Wie is ek? : a study of Afrikaner identity in New Zealand : a thesis presented in partial fulfilment of the requirements for the degree of Master of Arts in Social Anthropology at Massey University, Albany, New Zealand
Afrikaners have had a tumultuous history since the Dutch arrived in what is now known as Cape Town. Using Barth’s (1969) concept of ethnic boundary construction and maintenance, this research examines the state of Afrikaans identity in a New Zealand diasporic context. The research employs a novel approach to interview data collection, using a modified version of Wengraf’s (2017) biographic narrative interview method in conjunction with a dual-participant interview method.
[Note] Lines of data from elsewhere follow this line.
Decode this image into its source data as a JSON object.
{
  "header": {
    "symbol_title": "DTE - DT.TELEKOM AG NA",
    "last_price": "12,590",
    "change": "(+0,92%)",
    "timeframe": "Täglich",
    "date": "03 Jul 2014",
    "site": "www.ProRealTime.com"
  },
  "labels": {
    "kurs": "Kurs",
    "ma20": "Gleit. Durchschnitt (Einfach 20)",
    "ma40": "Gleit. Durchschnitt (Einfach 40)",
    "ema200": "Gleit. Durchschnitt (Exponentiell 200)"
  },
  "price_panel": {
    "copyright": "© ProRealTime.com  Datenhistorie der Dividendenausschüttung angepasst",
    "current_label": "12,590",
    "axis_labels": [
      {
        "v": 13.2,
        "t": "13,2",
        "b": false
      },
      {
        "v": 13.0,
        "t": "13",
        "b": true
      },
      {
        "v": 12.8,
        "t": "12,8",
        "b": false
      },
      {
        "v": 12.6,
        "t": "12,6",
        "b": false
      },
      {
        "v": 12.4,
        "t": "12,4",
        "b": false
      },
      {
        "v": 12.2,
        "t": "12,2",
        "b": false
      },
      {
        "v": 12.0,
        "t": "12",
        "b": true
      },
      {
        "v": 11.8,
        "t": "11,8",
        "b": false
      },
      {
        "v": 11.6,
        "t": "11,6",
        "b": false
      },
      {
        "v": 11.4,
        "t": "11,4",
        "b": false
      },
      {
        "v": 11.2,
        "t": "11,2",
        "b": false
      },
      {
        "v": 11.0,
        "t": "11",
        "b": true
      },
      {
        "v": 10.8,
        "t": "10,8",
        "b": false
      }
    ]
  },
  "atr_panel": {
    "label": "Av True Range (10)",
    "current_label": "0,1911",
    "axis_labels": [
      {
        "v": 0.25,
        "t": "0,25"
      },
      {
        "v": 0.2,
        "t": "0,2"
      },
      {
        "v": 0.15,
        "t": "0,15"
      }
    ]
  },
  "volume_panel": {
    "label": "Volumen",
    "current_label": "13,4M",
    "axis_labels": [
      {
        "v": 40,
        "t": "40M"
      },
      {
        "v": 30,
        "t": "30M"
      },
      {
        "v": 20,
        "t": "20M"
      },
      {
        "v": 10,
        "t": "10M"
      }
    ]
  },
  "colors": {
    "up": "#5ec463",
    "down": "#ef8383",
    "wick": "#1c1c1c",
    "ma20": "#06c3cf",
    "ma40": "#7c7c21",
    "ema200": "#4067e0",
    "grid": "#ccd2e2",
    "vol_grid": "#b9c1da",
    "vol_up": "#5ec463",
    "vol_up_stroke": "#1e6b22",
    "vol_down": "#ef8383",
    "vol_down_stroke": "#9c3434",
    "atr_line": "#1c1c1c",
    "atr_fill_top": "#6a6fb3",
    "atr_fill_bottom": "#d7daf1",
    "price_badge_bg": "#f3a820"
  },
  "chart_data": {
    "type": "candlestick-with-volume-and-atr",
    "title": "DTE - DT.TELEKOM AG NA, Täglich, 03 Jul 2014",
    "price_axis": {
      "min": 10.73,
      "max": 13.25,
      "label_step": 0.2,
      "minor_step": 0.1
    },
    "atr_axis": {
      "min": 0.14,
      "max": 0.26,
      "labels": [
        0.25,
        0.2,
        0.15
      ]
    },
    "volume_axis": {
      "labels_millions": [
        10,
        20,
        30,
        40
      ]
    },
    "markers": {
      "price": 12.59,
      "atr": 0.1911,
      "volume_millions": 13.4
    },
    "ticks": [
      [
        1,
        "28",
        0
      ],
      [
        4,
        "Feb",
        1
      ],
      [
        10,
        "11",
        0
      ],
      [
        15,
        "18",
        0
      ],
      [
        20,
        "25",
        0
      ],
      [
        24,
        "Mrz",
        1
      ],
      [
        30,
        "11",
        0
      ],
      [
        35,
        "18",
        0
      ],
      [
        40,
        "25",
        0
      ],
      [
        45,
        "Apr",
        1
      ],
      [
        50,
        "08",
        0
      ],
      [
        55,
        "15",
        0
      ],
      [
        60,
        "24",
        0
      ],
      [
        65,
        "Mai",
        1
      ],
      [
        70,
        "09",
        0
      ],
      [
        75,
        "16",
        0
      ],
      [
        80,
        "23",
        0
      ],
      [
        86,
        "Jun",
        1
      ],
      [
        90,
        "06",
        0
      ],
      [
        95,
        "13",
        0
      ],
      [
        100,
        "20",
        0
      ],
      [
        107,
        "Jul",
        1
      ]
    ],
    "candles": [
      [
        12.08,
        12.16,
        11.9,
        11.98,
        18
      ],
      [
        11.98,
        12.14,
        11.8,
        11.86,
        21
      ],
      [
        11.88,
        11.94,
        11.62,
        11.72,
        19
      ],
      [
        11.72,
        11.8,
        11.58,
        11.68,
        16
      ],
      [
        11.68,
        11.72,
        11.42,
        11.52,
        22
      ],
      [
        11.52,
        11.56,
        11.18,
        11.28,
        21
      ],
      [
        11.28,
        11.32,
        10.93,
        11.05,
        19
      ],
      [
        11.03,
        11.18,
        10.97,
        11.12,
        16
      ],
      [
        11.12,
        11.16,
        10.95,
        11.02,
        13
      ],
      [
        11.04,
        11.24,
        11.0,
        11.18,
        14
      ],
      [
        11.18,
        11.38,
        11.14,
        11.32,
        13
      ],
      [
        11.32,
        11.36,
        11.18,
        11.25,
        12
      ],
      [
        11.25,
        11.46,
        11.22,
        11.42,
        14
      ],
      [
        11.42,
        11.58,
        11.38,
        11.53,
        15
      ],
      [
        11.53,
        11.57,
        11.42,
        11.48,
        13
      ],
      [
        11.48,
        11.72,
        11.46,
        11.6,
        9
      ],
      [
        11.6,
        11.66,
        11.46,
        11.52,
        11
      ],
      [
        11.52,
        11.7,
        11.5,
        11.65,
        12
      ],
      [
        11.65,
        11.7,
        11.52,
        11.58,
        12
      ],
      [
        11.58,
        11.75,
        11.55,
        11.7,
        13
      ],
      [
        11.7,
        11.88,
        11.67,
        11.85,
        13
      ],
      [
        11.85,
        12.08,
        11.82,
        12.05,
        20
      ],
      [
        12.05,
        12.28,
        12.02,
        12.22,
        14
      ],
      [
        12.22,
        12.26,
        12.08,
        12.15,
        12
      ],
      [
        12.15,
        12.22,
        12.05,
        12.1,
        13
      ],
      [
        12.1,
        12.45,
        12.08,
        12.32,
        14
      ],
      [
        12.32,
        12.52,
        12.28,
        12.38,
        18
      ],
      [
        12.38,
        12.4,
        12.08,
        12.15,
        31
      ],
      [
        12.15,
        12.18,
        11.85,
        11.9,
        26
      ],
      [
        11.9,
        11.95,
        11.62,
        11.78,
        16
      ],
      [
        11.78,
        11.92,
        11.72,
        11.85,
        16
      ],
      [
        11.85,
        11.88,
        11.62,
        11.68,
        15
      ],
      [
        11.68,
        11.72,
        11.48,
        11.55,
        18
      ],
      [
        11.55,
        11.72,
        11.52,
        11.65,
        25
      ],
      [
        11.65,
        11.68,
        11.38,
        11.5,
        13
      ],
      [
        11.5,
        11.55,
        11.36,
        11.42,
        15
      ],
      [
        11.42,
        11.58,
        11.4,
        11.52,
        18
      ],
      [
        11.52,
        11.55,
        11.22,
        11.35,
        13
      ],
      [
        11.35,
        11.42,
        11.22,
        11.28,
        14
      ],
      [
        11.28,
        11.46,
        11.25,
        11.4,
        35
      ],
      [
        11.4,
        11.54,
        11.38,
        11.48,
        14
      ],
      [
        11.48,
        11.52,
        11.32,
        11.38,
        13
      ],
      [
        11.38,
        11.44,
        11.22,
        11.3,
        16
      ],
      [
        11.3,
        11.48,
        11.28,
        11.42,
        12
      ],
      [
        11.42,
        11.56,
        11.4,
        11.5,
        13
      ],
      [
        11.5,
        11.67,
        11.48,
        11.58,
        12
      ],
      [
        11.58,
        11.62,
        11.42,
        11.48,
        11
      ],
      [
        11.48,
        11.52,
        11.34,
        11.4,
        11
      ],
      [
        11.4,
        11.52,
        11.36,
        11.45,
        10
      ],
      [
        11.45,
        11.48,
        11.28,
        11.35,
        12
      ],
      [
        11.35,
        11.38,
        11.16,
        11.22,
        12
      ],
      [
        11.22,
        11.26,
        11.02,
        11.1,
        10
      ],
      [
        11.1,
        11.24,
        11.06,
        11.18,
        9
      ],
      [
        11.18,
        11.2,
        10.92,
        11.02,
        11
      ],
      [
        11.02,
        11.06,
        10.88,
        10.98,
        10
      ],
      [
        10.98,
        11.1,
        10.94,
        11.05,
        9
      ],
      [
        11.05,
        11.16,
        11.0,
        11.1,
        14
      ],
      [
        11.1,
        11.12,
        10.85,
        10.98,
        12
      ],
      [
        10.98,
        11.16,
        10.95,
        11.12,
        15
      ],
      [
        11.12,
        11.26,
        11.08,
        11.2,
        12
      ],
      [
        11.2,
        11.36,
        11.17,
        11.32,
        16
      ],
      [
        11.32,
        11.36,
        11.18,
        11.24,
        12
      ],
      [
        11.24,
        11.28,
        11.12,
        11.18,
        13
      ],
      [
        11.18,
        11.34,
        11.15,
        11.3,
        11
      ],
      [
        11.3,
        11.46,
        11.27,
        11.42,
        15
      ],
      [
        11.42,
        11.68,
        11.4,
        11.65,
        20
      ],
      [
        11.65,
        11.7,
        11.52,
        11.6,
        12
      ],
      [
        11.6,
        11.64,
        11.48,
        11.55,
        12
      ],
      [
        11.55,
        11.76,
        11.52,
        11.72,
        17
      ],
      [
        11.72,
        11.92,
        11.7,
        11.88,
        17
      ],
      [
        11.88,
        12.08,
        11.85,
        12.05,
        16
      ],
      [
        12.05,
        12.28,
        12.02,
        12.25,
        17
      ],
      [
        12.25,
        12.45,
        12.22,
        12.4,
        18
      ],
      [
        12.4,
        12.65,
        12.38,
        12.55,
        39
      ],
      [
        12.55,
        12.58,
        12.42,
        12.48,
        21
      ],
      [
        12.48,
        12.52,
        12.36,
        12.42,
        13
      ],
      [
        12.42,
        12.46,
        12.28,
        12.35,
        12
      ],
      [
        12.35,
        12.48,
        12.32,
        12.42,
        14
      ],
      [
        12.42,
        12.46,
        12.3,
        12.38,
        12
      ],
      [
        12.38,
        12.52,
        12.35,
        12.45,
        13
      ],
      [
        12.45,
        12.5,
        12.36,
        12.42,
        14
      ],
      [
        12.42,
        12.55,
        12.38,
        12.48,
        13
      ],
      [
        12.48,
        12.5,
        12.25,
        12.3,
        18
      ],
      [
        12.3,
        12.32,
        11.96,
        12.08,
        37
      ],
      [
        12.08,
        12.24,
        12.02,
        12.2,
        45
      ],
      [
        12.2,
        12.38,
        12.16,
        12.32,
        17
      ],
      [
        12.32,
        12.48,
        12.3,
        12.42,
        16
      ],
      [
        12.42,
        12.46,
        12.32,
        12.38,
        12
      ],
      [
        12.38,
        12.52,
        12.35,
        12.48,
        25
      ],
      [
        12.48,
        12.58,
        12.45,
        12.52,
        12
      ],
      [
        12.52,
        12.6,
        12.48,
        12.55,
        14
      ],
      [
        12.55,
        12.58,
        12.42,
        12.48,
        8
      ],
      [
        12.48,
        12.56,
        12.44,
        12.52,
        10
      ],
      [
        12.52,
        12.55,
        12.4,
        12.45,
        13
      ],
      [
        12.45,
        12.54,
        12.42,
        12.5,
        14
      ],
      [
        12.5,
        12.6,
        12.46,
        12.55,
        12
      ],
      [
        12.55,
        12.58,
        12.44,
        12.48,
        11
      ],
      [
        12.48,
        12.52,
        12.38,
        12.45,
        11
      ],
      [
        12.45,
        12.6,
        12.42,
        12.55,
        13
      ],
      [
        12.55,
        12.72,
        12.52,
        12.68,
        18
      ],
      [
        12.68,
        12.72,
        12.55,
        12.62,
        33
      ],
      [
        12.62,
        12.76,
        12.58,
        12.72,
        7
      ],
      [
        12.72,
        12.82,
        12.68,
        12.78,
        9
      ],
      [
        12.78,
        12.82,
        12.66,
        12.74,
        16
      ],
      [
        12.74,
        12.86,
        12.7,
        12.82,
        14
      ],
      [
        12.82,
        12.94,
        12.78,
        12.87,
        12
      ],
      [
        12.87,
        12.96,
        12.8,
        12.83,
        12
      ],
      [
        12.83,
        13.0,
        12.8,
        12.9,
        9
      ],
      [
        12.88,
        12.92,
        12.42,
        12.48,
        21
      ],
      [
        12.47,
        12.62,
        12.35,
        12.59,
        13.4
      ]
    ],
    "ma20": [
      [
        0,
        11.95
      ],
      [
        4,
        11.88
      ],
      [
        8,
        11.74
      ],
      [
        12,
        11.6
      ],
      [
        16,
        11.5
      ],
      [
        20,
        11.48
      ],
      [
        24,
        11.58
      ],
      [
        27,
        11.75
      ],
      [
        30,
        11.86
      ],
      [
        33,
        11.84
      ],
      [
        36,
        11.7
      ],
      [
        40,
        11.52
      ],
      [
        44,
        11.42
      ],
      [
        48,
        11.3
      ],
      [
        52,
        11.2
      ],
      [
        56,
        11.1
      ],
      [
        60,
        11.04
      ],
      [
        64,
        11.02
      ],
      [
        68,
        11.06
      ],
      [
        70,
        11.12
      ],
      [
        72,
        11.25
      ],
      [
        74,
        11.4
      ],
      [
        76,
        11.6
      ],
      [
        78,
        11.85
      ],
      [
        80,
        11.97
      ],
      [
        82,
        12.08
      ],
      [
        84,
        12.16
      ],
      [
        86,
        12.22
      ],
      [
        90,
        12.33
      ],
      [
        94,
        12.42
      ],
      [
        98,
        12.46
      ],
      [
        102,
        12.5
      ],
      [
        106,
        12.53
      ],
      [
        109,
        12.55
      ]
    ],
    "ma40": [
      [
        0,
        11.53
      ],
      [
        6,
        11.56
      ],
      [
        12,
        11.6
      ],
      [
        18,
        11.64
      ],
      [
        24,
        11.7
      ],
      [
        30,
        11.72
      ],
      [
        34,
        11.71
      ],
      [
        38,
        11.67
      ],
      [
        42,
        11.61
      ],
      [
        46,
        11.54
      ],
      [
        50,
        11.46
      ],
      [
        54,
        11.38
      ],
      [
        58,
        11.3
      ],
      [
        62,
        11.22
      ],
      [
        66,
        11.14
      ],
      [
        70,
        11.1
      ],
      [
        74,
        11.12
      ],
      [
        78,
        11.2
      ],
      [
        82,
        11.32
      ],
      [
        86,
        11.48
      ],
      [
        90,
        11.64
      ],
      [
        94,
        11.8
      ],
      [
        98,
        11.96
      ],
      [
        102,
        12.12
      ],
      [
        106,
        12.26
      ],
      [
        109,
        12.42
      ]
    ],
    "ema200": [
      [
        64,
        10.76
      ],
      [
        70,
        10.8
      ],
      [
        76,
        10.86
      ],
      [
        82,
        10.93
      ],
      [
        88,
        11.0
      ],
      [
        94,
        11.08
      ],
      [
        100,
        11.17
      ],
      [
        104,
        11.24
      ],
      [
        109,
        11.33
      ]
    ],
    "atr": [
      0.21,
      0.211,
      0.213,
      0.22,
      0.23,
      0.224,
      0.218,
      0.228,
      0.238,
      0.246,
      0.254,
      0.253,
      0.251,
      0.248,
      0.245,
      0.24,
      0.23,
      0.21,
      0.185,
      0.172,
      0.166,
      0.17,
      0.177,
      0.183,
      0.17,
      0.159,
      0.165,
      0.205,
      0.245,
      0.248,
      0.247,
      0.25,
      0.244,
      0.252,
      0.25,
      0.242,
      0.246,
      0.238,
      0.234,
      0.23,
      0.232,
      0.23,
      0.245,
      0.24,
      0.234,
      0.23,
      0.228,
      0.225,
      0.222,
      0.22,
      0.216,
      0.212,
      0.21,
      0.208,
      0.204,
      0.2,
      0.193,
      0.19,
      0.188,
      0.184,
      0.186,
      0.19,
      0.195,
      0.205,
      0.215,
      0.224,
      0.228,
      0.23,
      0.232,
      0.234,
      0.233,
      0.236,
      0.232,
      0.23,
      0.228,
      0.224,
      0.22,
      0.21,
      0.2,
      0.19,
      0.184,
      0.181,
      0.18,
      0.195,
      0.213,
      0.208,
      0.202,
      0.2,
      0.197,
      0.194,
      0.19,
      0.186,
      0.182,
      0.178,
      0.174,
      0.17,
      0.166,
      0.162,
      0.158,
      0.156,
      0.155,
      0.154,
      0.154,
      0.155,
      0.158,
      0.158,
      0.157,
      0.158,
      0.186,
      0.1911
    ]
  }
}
This approach allows a multiplicity of subjective viewpoints, exploring Afrikaner perceptions, their experiences, how they see themselves fitting into their Afrikaans community and how this community fits into New Zealand society.
The findings from this study show that Afrikaners refer to a representation akin to a Barthian model of Afrikaner. Through interviews, participants implied this presentation which was then constructed into an analytic model for the study. The model they indicated consists of four key characteristics: heritage, faith as a cultural value, language and a conservative worldview. Participants referred to themselves against this model in order to ascertain how ‘typical’ they are regarding shared community behaviour and perspectives.
The study then discusses this Afrikaner identity in a New Zealand socio-cultural context. It discovers that even though New Zealand and Afrikaner-South African societies are vastly different, New Zealand’s socially liberal worldview allows an easy transition for today’s comparatively diverse Afrikaners. This transitional process and ethnic boundary modification was found to impact Afrikaner identity in varying ways, particularly related to areas of personal security, new relationship formation and hospitality, manner of speech, and how they perceived what members of New Zealand society think about Afrikaners.